E' vero che ci sono uomini scimmia, fantasmi, principesse mostruose e
pesci parlanti, ma tutti questi personaggi sono inseriti in un contesto
paralizzante per staticità narrativa e antilinearità. Camere fisse,
dialoghi monotono, tante osservazioni sulla natura. La base su cui si
poggia il tutto è l'idea della reincarnazione, il fatto che non si muoia
mai davvero, ma si rinasca continuamente sotto nuove forme, non per
forza umane, ma anche bestiali e vegetali. In conferenza stampa Apichatpong ha
persino affermato che il nostro protagonista in alcune sequenze possa
essere non il personaggio parlante, bensì una delle foglie del ramo
sullo sfondo.
Ma non si tratta solo di buddhismo. Su questa storia tratta da un libro
degli anni '80, il cineasta tailandese ci inserisce anche i suoi ricordi
sia cinematografici (da qui gli scimmioni che fanno tanto “horror
thailandesi anni '80”) che personali (come il padre malato di fegato, di
cui sono replicati tutti gli attrezzi per la cura).

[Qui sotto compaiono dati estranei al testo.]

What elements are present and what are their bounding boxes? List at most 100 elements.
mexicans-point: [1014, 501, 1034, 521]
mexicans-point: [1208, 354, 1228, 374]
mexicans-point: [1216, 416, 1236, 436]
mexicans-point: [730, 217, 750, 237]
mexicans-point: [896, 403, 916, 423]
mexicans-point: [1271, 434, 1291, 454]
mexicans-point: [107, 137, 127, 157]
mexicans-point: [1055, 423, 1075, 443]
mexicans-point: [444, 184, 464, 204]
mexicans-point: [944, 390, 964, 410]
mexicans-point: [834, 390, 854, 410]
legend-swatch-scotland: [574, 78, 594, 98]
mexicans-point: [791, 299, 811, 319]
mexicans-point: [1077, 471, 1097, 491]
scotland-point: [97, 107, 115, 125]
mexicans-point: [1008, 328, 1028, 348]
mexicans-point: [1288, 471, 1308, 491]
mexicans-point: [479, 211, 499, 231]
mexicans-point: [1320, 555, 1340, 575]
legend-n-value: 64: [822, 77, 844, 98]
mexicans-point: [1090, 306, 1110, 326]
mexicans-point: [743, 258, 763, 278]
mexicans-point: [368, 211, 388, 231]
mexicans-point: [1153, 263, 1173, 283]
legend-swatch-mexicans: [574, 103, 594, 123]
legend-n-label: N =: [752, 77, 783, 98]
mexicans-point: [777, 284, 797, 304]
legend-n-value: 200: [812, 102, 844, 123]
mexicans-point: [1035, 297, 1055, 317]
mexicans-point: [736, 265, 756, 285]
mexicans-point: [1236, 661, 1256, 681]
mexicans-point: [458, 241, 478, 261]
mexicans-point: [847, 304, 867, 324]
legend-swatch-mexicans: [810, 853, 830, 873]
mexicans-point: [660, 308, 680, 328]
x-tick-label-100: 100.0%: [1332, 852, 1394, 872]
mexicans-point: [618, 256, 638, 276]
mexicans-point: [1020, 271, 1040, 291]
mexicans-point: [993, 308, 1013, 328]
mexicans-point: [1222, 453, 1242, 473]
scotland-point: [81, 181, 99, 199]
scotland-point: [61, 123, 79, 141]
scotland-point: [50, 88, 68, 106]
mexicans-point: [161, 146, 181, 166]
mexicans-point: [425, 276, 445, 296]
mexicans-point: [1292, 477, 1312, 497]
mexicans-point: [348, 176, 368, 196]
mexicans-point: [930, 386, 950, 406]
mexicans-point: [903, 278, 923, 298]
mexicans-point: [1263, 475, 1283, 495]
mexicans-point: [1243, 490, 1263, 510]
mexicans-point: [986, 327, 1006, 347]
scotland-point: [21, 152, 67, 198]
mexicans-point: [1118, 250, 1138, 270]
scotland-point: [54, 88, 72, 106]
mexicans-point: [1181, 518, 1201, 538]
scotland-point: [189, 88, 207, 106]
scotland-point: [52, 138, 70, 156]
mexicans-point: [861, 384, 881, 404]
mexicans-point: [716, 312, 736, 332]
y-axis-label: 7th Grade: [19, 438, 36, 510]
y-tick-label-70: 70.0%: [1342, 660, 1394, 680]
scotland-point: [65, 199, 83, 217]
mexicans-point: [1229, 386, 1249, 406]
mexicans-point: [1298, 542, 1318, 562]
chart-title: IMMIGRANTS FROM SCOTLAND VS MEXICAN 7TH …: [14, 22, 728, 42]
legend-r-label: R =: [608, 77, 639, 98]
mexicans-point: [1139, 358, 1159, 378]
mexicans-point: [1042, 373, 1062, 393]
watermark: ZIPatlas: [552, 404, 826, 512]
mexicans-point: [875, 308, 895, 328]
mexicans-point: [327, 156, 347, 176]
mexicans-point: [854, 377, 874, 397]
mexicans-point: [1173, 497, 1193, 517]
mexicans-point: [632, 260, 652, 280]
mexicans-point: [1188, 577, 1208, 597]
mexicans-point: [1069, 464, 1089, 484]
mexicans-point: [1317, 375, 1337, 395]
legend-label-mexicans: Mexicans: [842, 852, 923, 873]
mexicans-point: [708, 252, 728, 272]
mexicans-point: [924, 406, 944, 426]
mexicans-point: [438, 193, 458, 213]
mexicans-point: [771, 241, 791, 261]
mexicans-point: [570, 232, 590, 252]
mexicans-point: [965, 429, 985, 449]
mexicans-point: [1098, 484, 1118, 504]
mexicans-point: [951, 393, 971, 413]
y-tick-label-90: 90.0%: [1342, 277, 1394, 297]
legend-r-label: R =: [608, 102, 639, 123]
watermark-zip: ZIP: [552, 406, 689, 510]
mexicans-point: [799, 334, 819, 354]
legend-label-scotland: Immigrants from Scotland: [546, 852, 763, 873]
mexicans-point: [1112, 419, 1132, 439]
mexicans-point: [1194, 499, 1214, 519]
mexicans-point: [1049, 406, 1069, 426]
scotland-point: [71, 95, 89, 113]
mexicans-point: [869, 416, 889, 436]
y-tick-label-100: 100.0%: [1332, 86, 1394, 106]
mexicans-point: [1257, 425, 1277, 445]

Il risultato è il pieno spiazzamento di uno spettatore che si
troverà di fronte, più che ad una proiezione, ad un'esperienza mistica.
Servirebbe qualcuno che lo attende all'uscita per spiegargli i
significati nascosti dietro ad ogni situazione ed immagine. Oltretutto
c'è da sapere che il lungometraggio è solo una delle parti di un
progetto più ampio sullo stesso Uncle Boonmee, e consta di due
cortometraggi (“A Letter to Uncle Boonmee” e “Phantoms of Nabua”)
e di un'installazione d'arte creata ad hoc. Insomma, si tratta di
un'opera ambiziosa. Decidere di proiettarlo nelle proprie sale, sarebbe
davvero un bell'atto di coraggio. Forse più dello stesso film.